Inspired, as so many robots are, by natural movements generated by muscles, tendons, and bones, these biobots move when the muscles flex, which propels them forward like inch worms. The muscle cells are electrically stimulated, which controls the speed of the muscle contractions. The structure of the bot itself is formed from 3D-printed flexible hydrogel roughly a centimeter long. This only allows for movement in one direction, kind of like a joint, but future innovations may change that.
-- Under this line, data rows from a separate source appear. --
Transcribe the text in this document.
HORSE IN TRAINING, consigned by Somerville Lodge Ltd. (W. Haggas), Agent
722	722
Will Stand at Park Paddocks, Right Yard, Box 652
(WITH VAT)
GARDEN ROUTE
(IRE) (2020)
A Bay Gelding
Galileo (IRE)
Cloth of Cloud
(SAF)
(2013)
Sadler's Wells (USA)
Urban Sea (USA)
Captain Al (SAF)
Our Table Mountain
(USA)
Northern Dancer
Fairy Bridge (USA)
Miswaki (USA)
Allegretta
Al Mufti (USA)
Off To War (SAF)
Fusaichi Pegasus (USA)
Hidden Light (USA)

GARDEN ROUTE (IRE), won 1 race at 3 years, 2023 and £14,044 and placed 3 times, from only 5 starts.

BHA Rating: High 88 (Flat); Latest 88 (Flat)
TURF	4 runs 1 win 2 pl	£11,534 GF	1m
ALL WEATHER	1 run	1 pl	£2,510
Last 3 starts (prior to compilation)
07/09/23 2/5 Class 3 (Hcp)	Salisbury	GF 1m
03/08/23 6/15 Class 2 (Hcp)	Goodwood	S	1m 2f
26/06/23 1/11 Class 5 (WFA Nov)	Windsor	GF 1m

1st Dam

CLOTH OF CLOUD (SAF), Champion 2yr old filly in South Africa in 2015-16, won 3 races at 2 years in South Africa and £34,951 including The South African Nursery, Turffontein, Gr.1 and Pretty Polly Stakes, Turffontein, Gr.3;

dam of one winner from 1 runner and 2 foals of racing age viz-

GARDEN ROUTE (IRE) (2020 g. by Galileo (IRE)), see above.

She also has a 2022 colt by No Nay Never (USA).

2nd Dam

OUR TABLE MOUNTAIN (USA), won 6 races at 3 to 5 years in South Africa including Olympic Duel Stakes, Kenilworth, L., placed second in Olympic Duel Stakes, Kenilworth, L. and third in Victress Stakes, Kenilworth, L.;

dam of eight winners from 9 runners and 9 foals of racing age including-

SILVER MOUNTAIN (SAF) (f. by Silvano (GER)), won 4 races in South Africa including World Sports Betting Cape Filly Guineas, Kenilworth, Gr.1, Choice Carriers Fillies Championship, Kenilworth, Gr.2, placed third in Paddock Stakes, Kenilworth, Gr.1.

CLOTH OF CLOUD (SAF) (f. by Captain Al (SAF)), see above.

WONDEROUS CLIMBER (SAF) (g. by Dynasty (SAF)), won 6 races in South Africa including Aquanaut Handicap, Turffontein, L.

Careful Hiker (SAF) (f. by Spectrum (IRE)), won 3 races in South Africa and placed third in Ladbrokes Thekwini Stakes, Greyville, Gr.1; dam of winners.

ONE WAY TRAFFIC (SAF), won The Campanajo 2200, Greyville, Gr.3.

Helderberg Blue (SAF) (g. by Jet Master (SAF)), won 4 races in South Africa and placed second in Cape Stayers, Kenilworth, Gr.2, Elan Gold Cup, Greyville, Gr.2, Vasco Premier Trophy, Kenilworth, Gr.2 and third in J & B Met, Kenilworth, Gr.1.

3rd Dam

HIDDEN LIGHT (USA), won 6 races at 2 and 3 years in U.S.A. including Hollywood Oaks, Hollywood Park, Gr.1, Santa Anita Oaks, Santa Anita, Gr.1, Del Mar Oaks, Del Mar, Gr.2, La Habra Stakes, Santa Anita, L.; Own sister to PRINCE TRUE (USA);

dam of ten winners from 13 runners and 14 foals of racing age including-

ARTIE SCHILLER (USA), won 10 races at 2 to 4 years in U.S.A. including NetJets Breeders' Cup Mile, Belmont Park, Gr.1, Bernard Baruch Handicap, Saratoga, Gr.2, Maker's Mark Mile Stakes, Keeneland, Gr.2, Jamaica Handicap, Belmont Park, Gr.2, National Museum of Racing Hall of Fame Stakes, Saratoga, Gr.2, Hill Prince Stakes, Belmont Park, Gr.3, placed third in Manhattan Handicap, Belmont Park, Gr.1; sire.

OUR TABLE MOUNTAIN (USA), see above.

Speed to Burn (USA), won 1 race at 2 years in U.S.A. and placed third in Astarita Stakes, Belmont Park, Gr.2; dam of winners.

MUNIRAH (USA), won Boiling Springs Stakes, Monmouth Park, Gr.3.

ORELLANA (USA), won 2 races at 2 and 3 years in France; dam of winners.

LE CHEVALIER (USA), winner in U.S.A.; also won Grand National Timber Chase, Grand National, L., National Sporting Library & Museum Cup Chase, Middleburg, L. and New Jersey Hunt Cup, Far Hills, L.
In 2012, the same researchers developed a similar bot that used heart cells to power it along, but heart cells are difficult to control because they beat spontaneously and never really stop beating (how annoying!), so the researchers wanted to figure out a way to address that. The new breakthrough offers unprecedented control over the movements of the biobot and opens up possibilities for specific customizations in the future, including movement triggers beyond electric pulses, such as chemicals or light. This is yet another advance in bioengineering, and as time goes on we’ll see these principles used in bigger systems that have wide-reaching environmental and medical uses, including targeting drug delivery and surgery.
According to the researchers’ publication in the Proceedings of the National Academy of Science, long-term goals include training and programming biological machines to perform a number of tasks both in and out of the body. While these little muscle bots are both awesome and kind of adorable in their tinyness, it doesn’t take much to imagine them becoming bigger, scarier, and awesomer. I’m sure DARPA’s thinking the same thing.